Une larme noyée au sein d'un flot géant! Une étincelle en l'ombre égarée, ô mystère! Une feuille qu'un vent jette au gouffre béant!
Et l'homme qu'est-il donc?... Je ne pus que me taire.
L'Homme a dit : " Dieu jeta sur nos têtes la nuit, " Ce grand manteau royal fleurdelisé d'étoiles! " Pour moi, Dieu suspendit cette lampe qui luit " A notre toit d'azur, le soleil pur de voiles! " Pour moi qui vis un jour il fit l'éternité!... " Je m'arrête, ô grand Dieu! Oh! retiens ton tonnerre! Car ils ont... ils on[t] dit, stupide vanité, Que ton ombre à l'aurore effleura notre terre! Ton ombre!... c'était peu, - qu'un rayon éternel De ta gloire tombé... ton fils... - ô sacrilège! Pour ouvrir leur paupière avait quitté le ciel! Et ton soleil, Seigneur, n'a pas fondu leur neige! Pan!.. ils l'ont souffleté .... puis ils l'ont fait mourir! Et chaque jour encor, levant un pain impie, Un prêtre dit: " Mangez! c'est votre Dieu martyr! " Et comme des corbeaux sur une aigle assoupie Leur nuage s'abat... met en lambeaux son flanc .... Réveillant ton courroux que n'étends-tu ton aile Pour balayer au loin tout ce flot insolent? Ô Pan! fais de ma voix la trompette fidèle Qui jette à l'univers au milieu des éclairs Un éclat de ta voix, un feu de ta lumière! Fais de moi ton archange!.. une aile dont les airs Gardent la trace en feu comme de ton tonnerre! J'irai, puis je dirai: " Déchirez le bandeau " Qu'a jeté sur vos yeux une foi qui chancelle! " Comme l'aigle expirant, jusqu'au jour du tombeau " Volez vers le soleil! Ravissez l'étincelle! " Qu'après sous le gazon chacun dorme serein " Dans sa gloire qu'encor n'a su vaincre un désastre! " Et vos enfants diront : Leur nom soit sur l'airain " Au front de notre siècle, ils ont placé leur astre! "
II
Oui, tout prie ici-bas, car tout aime et tout vit! La brise chaque soir recueille le murmure Du lac au flot d'azur, de l'arbre où dort le nid! Chaque aurore qui naît, pose une goutte pure Sur la lèvre odorante et sur l'or de la fleur!
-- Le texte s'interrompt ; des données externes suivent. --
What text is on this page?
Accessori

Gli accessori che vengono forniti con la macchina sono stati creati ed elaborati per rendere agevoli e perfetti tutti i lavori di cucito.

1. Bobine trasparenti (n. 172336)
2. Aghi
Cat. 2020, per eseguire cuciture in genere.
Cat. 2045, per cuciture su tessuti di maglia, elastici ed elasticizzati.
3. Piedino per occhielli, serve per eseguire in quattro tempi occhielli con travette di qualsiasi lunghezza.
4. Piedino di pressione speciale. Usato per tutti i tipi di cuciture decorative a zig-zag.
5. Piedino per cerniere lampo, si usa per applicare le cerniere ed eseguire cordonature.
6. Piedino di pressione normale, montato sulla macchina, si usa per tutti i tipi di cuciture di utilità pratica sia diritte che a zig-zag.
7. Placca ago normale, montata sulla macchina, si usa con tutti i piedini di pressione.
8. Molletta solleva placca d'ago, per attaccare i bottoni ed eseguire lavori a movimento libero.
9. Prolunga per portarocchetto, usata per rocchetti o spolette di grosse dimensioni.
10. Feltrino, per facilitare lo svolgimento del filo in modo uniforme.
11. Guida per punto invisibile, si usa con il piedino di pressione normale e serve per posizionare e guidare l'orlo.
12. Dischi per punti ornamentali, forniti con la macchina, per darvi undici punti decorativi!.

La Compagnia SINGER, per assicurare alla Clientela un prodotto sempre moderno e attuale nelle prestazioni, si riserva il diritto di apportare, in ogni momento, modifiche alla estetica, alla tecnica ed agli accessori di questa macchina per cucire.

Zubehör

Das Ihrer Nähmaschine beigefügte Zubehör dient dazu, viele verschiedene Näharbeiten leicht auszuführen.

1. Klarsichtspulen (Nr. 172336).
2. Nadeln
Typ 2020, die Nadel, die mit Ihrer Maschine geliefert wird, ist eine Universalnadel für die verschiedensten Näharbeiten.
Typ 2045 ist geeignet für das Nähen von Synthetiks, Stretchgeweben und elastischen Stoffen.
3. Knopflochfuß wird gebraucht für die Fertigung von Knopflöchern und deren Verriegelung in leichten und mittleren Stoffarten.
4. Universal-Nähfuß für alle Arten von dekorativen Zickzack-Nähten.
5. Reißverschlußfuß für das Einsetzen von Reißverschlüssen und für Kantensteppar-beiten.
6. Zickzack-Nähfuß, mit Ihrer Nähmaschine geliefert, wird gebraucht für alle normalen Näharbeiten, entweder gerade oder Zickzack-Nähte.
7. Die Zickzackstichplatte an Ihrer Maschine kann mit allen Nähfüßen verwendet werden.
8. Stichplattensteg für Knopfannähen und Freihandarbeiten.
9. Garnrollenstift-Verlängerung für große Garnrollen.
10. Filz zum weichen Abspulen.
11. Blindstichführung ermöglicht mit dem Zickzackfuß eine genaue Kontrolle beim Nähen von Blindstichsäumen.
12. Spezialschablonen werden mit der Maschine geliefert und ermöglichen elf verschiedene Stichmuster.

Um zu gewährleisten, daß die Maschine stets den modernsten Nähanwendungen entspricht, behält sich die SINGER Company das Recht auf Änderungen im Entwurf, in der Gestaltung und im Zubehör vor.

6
C'est ta prière, ô rose, et ton hymne, ô bruyère, Qu'au crépuscule hier le zéphyr recueillait, Que Dieu bénit, et qui, pour le jour qu'il éclaire T'apporte à toi ta pourpre, à toi ton doux reflet!
Lorsque la moisson d'or courbe sa tête blonde, Quand l'algue en s'inclinant ride le cours du flot, C'est que déborde un coeur que Pan d'amour inonde! Et la reconnaissance a chez chacun son mot!
Salut, divine essence en la flamme et dans l'onde Répandue, oh! salut! Le matin - quand la nuit D'un pied hâtif s'enfuit, jeter l'oeil sur la neige Que couronne un vieux mont où quelqu'aigle a son nid, Et voir l'orbe de feu qu'un frais repos allège S'élever radieux vers son dôme d'azur, Et dire avec les blés, et dire avec la vigne " Voilà Dieu qui s'avance... arrière, prêtre obscur! " Voir, comme à nous la femme, en nos torrents doux cygne, Le bluet rire au blé, le grand lierre à l'ormeau! Le chêne s'enivrant, ô blanches clématites, Du parfum virginal, vous soupirer ce mot " Je t'aime!.. " que tout dit, fleurs grandes aux petites, Rose aux astres, la nuit; vague aux roseaux, le jour! Voir le cyprès fidèle au papillon volage, Même sur les tombeaux, souffler tout bas: " Amour! " Voir, le soir, quand la nuit glisse dans le feuillage, Tout clore sa paupière et dormir, las d'aimer! Tout, sauf les rossignols, les grillons, mon amante Fée au corset si fin que la guêpe le chante! Voir, priant sur la mer, l'horizon s'enflammer, Et, comme un roi vainqueur dans la pourpre se couche, Sur le flot embrasé dormir l'astre géant! - Oh! bonheur qu'un coeur sent, que ne dit nulle bouche!
Non! N'allez pas prier sur un autel-néant, Hommes qui méditez, femmes qui de nos coupes Parfumez l'onde pure et fleurissez les bords! N'allez pas chaque soir, vous, angéliques troupes, Devant le pain et l'or verser vos lents accords! Laissez la harpe au temple, et ce livre où des voix Qu'exhalent d'autres coeurs ne sont jamais bénies! Laissez fumer l'encens devant l'idole-croix! Venez, où dès l'aurore épand ses harmonies L'oiseau pur, cette voix qu'aux arbres Dieu donna! " Voilà l'ostensoir d'or .... il se lève sublime!.. A genoux, à genoux, entonnez l'hosanna Qu'aux mers chante alcyon, l'aigle fauve à sa cime! Voilà le psaume saint!... à chacun accessible, Puisqu'un flot le murmure et qu'il parle d'amour!...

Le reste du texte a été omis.